Using artificial intelligence (AI) and algorithms to automatically set the prices for goods and services could violate Japan's Anti-Monopoly Law, according to a study group formed by the Fair Trade Commission.

The group of outside experts, led by Noriyuki Yanagawa, a professor at the University of Tokyo’s Graduate School of Economics, released a report into the matter on March 31 after meeting eight times over the past year.

The report cited cases where companies used a common algorithm to automatically set the prices on their goods or services--only to all end up with the same price tag in the end.

If the companies are aware that this is a possible outcome when they put their dynamic-pricing algorithms to use, it would constitute an illegal “price-fixing cartel” under the law, the report said.

The law requires authorities to establish “communication of will” among companies to charge them with operating a price-fixing cartel.

But in cases where they used AI-powered dynamic pricing, the FTC can conclude that there is an unspoken agreement between them, even when the companies do not directly communicate with each other, the study group said.

The report also cited cases where the AI software used by companies to adjust their prices had reacted to another company’s price increases by immediately following suit.

If the initial release of a company’s new price information is difficult for consumers to access and only shared among industry peers, authorities can conclude that they “share the will to increase prices,” the report said.

The group also pointed out that even when companies do not willfully conspire to increase their prices simultaneously, the algorithms used by each company may make decisions on their own and act in union.

Such a case has not been reported yet, but the group said the FTC “should pay close attention.”

The group also discussed AI-powered “personalized pricing,” in which companies tailor their prices to individual customers based on a profile of them.

Under this system, a firm with a large market share could show lower prices to people shopping at rival companies to stifle competition.
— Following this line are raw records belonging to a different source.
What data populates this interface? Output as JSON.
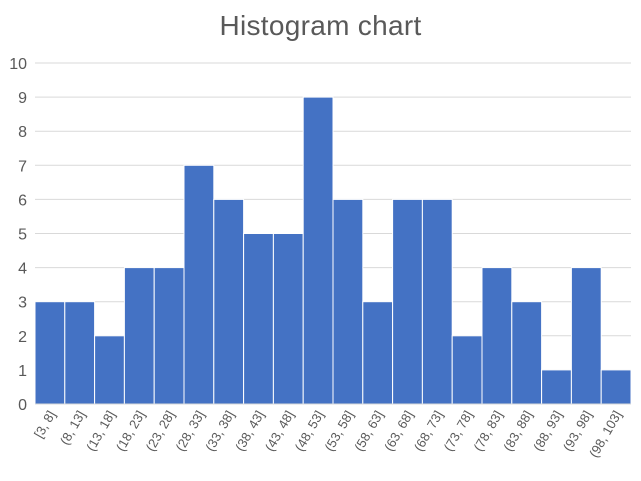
{
  "chart_data": {
    "type": "bar",
    "title": "Histogram chart",
    "xlabel": "",
    "ylabel": "",
    "categories": [
      "[3, 8]",
      "(8, 13]",
      "(13, 18]",
      "(18, 23]",
      "(23, 28]",
      "(28, 33]",
      "(33, 38]",
      "(38, 43]",
      "(43, 48]",
      "(48, 53]",
      "(53, 58]",
      "(58, 63]",
      "(63, 68]",
      "(68, 73]",
      "(73, 78]",
      "(78, 83]",
      "(83, 88]",
      "(88, 93]",
      "(93, 98]",
      "(98, 103]"
    ],
    "values": [
      3,
      3,
      2,
      4,
      4,
      7,
      6,
      5,
      5,
      9,
      6,
      3,
      6,
      6,
      2,
      4,
      3,
      1,
      4,
      1
    ],
    "ylim": [
      0,
      10
    ],
    "yticks": [
      0,
      1,
      2,
      3,
      4,
      5,
      6,
      7,
      8,
      9,
      10
    ],
    "grid": true,
    "legend": "none",
    "colors": {
      "bar": "#4472C4",
      "bar_edge": "#ffffff",
      "grid": "#d9d9d9",
      "text": "#595959"
    }
  }
}
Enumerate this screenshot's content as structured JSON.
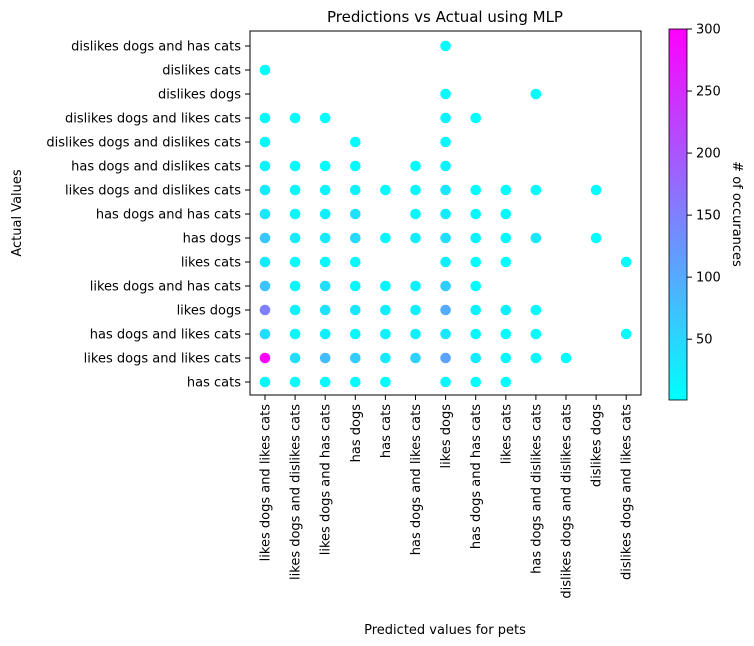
{
  "chart_data": {
    "type": "scatter",
    "title": "Predictions vs Actual using MLP",
    "xlabel": "Predicted values for pets",
    "ylabel": "Actual Values",
    "x_categories": [
      "likes dogs and likes cats",
      "likes dogs and dislikes cats",
      "likes dogs and has cats",
      "has dogs",
      "has cats",
      "has dogs and likes cats",
      "likes dogs",
      "has dogs and has cats",
      "likes cats",
      "has dogs and dislikes cats",
      "dislikes dogs and dislikes cats",
      "dislikes dogs",
      "dislikes dogs and likes cats"
    ],
    "y_categories": [
      "has cats",
      "likes dogs and likes cats",
      "has dogs and likes cats",
      "likes dogs",
      "likes dogs and has cats",
      "likes cats",
      "has dogs",
      "has dogs and has cats",
      "likes dogs and dislikes cats",
      "has dogs and dislikes cats",
      "dislikes dogs and dislikes cats",
      "dislikes dogs and likes cats",
      "dislikes dogs",
      "dislikes cats",
      "dislikes dogs and has cats"
    ],
    "colorbar": {
      "label": "# of occurances",
      "colormap": "cool",
      "min": 1,
      "max": 300,
      "ticks": [
        50,
        100,
        150,
        200,
        250,
        300
      ],
      "color_low": "#00ffff",
      "color_high": "#ff00ff"
    },
    "points": [
      {
        "x": 0,
        "y": 0,
        "count": 10
      },
      {
        "x": 1,
        "y": 0,
        "count": 3
      },
      {
        "x": 2,
        "y": 0,
        "count": 8
      },
      {
        "x": 3,
        "y": 0,
        "count": 3
      },
      {
        "x": 4,
        "y": 0,
        "count": 2
      },
      {
        "x": 6,
        "y": 0,
        "count": 10
      },
      {
        "x": 7,
        "y": 0,
        "count": 3
      },
      {
        "x": 8,
        "y": 0,
        "count": 3
      },
      {
        "x": 0,
        "y": 1,
        "count": 300
      },
      {
        "x": 1,
        "y": 1,
        "count": 40
      },
      {
        "x": 2,
        "y": 1,
        "count": 80
      },
      {
        "x": 3,
        "y": 1,
        "count": 60
      },
      {
        "x": 4,
        "y": 1,
        "count": 25
      },
      {
        "x": 5,
        "y": 1,
        "count": 55
      },
      {
        "x": 6,
        "y": 1,
        "count": 110
      },
      {
        "x": 7,
        "y": 1,
        "count": 25
      },
      {
        "x": 8,
        "y": 1,
        "count": 12
      },
      {
        "x": 9,
        "y": 1,
        "count": 10
      },
      {
        "x": 10,
        "y": 1,
        "count": 2
      },
      {
        "x": 0,
        "y": 2,
        "count": 40
      },
      {
        "x": 1,
        "y": 2,
        "count": 10
      },
      {
        "x": 2,
        "y": 2,
        "count": 20
      },
      {
        "x": 3,
        "y": 2,
        "count": 10
      },
      {
        "x": 4,
        "y": 2,
        "count": 15
      },
      {
        "x": 5,
        "y": 2,
        "count": 20
      },
      {
        "x": 6,
        "y": 2,
        "count": 30
      },
      {
        "x": 7,
        "y": 2,
        "count": 10
      },
      {
        "x": 8,
        "y": 2,
        "count": 5
      },
      {
        "x": 9,
        "y": 2,
        "count": 3
      },
      {
        "x": 12,
        "y": 2,
        "count": 2
      },
      {
        "x": 0,
        "y": 3,
        "count": 150
      },
      {
        "x": 1,
        "y": 3,
        "count": 15
      },
      {
        "x": 2,
        "y": 3,
        "count": 35
      },
      {
        "x": 3,
        "y": 3,
        "count": 30
      },
      {
        "x": 4,
        "y": 3,
        "count": 20
      },
      {
        "x": 5,
        "y": 3,
        "count": 20
      },
      {
        "x": 6,
        "y": 3,
        "count": 100
      },
      {
        "x": 7,
        "y": 3,
        "count": 15
      },
      {
        "x": 8,
        "y": 3,
        "count": 20
      },
      {
        "x": 9,
        "y": 3,
        "count": 5
      },
      {
        "x": 0,
        "y": 4,
        "count": 70
      },
      {
        "x": 1,
        "y": 4,
        "count": 10
      },
      {
        "x": 2,
        "y": 4,
        "count": 40
      },
      {
        "x": 3,
        "y": 4,
        "count": 10
      },
      {
        "x": 4,
        "y": 4,
        "count": 10
      },
      {
        "x": 5,
        "y": 4,
        "count": 20
      },
      {
        "x": 6,
        "y": 4,
        "count": 60
      },
      {
        "x": 7,
        "y": 4,
        "count": 5
      },
      {
        "x": 0,
        "y": 5,
        "count": 25
      },
      {
        "x": 1,
        "y": 5,
        "count": 5
      },
      {
        "x": 2,
        "y": 5,
        "count": 10
      },
      {
        "x": 3,
        "y": 5,
        "count": 10
      },
      {
        "x": 6,
        "y": 5,
        "count": 20
      },
      {
        "x": 7,
        "y": 5,
        "count": 5
      },
      {
        "x": 8,
        "y": 5,
        "count": 5
      },
      {
        "x": 12,
        "y": 5,
        "count": 2
      },
      {
        "x": 0,
        "y": 6,
        "count": 65
      },
      {
        "x": 1,
        "y": 6,
        "count": 25
      },
      {
        "x": 2,
        "y": 6,
        "count": 25
      },
      {
        "x": 3,
        "y": 6,
        "count": 45
      },
      {
        "x": 4,
        "y": 6,
        "count": 10
      },
      {
        "x": 5,
        "y": 6,
        "count": 25
      },
      {
        "x": 6,
        "y": 6,
        "count": 40
      },
      {
        "x": 7,
        "y": 6,
        "count": 15
      },
      {
        "x": 8,
        "y": 6,
        "count": 10
      },
      {
        "x": 9,
        "y": 6,
        "count": 30
      },
      {
        "x": 11,
        "y": 6,
        "count": 5
      },
      {
        "x": 0,
        "y": 7,
        "count": 30
      },
      {
        "x": 1,
        "y": 7,
        "count": 10
      },
      {
        "x": 2,
        "y": 7,
        "count": 20
      },
      {
        "x": 3,
        "y": 7,
        "count": 35
      },
      {
        "x": 5,
        "y": 7,
        "count": 10
      },
      {
        "x": 6,
        "y": 7,
        "count": 25
      },
      {
        "x": 7,
        "y": 7,
        "count": 10
      },
      {
        "x": 8,
        "y": 7,
        "count": 10
      },
      {
        "x": 0,
        "y": 8,
        "count": 25
      },
      {
        "x": 1,
        "y": 8,
        "count": 10
      },
      {
        "x": 2,
        "y": 8,
        "count": 15
      },
      {
        "x": 3,
        "y": 8,
        "count": 15
      },
      {
        "x": 4,
        "y": 8,
        "count": 3
      },
      {
        "x": 5,
        "y": 8,
        "count": 10
      },
      {
        "x": 6,
        "y": 8,
        "count": 30
      },
      {
        "x": 7,
        "y": 8,
        "count": 5
      },
      {
        "x": 8,
        "y": 8,
        "count": 3
      },
      {
        "x": 9,
        "y": 8,
        "count": 3
      },
      {
        "x": 11,
        "y": 8,
        "count": 2
      },
      {
        "x": 0,
        "y": 9,
        "count": 15
      },
      {
        "x": 1,
        "y": 9,
        "count": 5
      },
      {
        "x": 2,
        "y": 9,
        "count": 3
      },
      {
        "x": 3,
        "y": 9,
        "count": 5
      },
      {
        "x": 5,
        "y": 9,
        "count": 3
      },
      {
        "x": 6,
        "y": 9,
        "count": 15
      },
      {
        "x": 0,
        "y": 10,
        "count": 10
      },
      {
        "x": 3,
        "y": 10,
        "count": 3
      },
      {
        "x": 6,
        "y": 10,
        "count": 10
      },
      {
        "x": 0,
        "y": 11,
        "count": 10
      },
      {
        "x": 1,
        "y": 11,
        "count": 5
      },
      {
        "x": 2,
        "y": 11,
        "count": 3
      },
      {
        "x": 6,
        "y": 11,
        "count": 15
      },
      {
        "x": 7,
        "y": 11,
        "count": 2
      },
      {
        "x": 6,
        "y": 12,
        "count": 5
      },
      {
        "x": 9,
        "y": 12,
        "count": 2
      },
      {
        "x": 0,
        "y": 13,
        "count": 3
      },
      {
        "x": 6,
        "y": 14,
        "count": 2
      }
    ]
  }
}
A case like this would likely be considered “private monopolization,” which is a violation of the law, the group said.

Authorities must be able to analyze the source code and verify the data to investigate into a potential anticompetitive situation involving advanced technology like this. The report said the FTC should work with experts to ensure that they have employees that have developed adequate skills for investigating these type of cases.

Authorities in many other countries are already studying the practical implications of companies using AI and algorithms to quickly check competitors’ pricing and then decide whether to adjust their own prices.

The use of this kind of technology is expected to facilitate more competitive pricing. But experts warn it could make it easy for dominant firms to align and eliminate competitors.